Solar Power in California - Renewable Portfolio Standard

Renewable Portfolio Standard

Solar power in California has been growing rapidly, because of a Renewable Portfolio Standard which requires that 20% of California's electricity come from renewable resources by 2010, and 33% by 2020. Much of this is expected to come from solar power.

According to a recent report by the California Public Utilities Commission, California failed to meet the 20% renewables by 2010 target. Pacific Gas & Electric and Southern California Edison were the closest to meeting the goal. PG&E generated 17.7% of the electricity it sold in 2010 from renewable sources while SCE was the closest to hitting the RPS goal by producing 19.4% of its electricity from renewable sources in 2010. San Diego Gas & Electric, on the other hand, generated only 11.9% of its electricity from renewable sources in 2010.

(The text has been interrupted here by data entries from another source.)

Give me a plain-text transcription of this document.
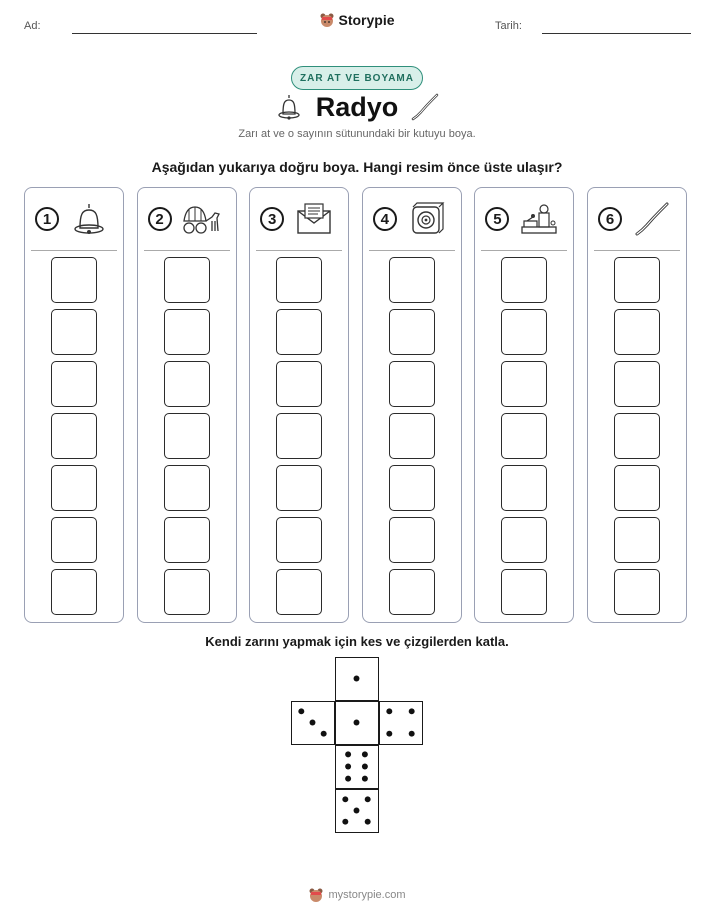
Ad:	Storypie	Tarih:
ZAR AT VE BOYAMA
Radyo
Zarı at ve o sayının sütunundaki bir kutuyu boya.
Aşağıdan yukarıya doğru boya. Hangi resim önce üste ulaşır?
1	2	3	4	5	6
Kendi zarını yapmak için kes ve çizgilerden katla.
mystorypie.com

At the end of 2011, California had 1,928 MW of solar and 3,927 MW of wind farms. California adopted feed-in tariffs, a tool similar to what Europe has been using, to encourage the solar power industry. Proposals were raised aiming to create a small-scale solar market in California that brings the benefits of the German market, such as distributed generation, which avoids the need for transmission because power is generated close to where it's used, and avoid the drawbacks such as excessively high payments that could become a burden on utility customers.